"Oh, no, I haven't. But I've found out that the best way to get the thing you want is to work hard at something else, and then the other thing falls into your lap. There was a Lord Chief Justice once—I forget which one—who, when he was a boy, drove his father to despair because he wouldn't study law but would go on the stage. But he ended up as Lord Chief Justice a good deal quicker than if he had taken to the law at first. I'm going to do that with my soldiering. I've got an idea. You wait a bit. I'm going down to Doctor S—— to ask him to give me a certificate of physical fitness. I shan't say a word about eyesight, and he won't think of it. He's never heard a whisper of there being anything wrong with mine. But he does know that I'm as tough as a young horse, and he'll be glad enough to write down that he knows it."

Armed with this document, which was given him in all good faith, he went to yet another garrison town, where he had come to know a major who was going to be put in command of a new battalion. This major had taken a great fancy to him; and the result was that one evening Little Yeogh Wough came home and announced that at last he had got his heart's desire.

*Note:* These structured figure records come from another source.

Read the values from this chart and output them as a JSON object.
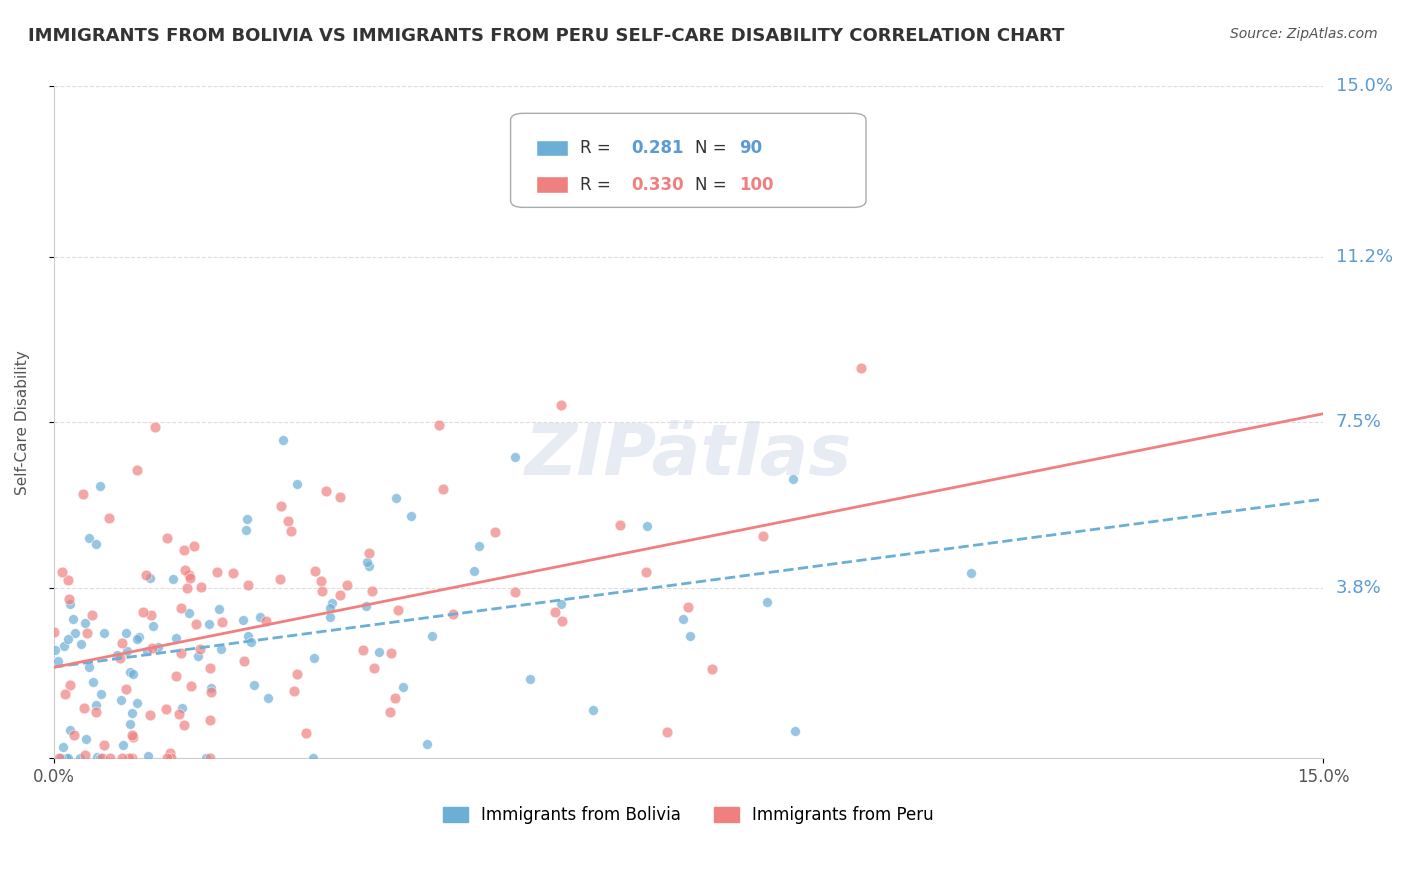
{
  "title": "IMMIGRANTS FROM BOLIVIA VS IMMIGRANTS FROM PERU SELF-CARE DISABILITY CORRELATION CHART",
  "source": "Source: ZipAtlas.com",
  "xlabel": "",
  "ylabel": "Self-Care Disability",
  "xlim": [
    0.0,
    0.15
  ],
  "ylim": [
    0.0,
    0.15
  ],
  "ytick_labels": [
    "0.0%",
    "3.8%",
    "7.5%",
    "11.2%",
    "15.0%"
  ],
  "ytick_values": [
    0.0,
    0.038,
    0.075,
    0.112,
    0.15
  ],
  "xtick_labels": [
    "0.0%",
    "15.0%"
  ],
  "xtick_values": [
    0.0,
    0.15
  ],
  "bolivia_R": 0.281,
  "bolivia_N": 90,
  "peru_R": 0.33,
  "peru_N": 100,
  "bolivia_color": "#6baed6",
  "peru_color": "#f08080",
  "bolivia_line_color": "#6baed6",
  "peru_line_color": "#f08080",
  "legend_label_bolivia": "Immigrants from Bolivia",
  "legend_label_peru": "Immigrants from Peru",
  "watermark": "ZIPätlas",
  "background_color": "#ffffff",
  "grid_color": "#dddddd",
  "title_color": "#333333",
  "axis_label_color": "#6baed6",
  "bolivia_seed": 42,
  "peru_seed": 7
}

"It's a certainty, Big Yeogh Wough. It can't go wrong now. It was that certificate that did it. They never put me through any eyesight test at all. Now I can look Edward Brennan in the face. Let us have him here for a week."

I told him how glad I was. And it was true that I was glad, for his whole look had changed.

But deep down in my heart I felt as if an iron hand were clutching at me.

"Once I get the commission, I'll soon manage to get out to the Front," he laughed confidently.

"Yes," I said, and laughed too. But the iron clutch at my heart came again.

"I must see about my outfit at once. And then I shall have to go into rooms at Norwich to be with my battalion. I shall have to change out of it later on if I find it's only going to be a Home Service one."

Even with all his energy about his outfit, his name was in the gazette before his new uniform was ready. Yet it was not long before a Sunday morning came when he made his first public appearance in the neighbourhood as a second lieutenant, going to church with his sister to show how the best quality cloth, the best cut, the best shade of khaki, the best Sam Browne belt and all the other accessories could increase the attractiveness of a boy with a fine figure and with that "dignity of the watch-chain" sort of fascination about him which I have tried to explain already.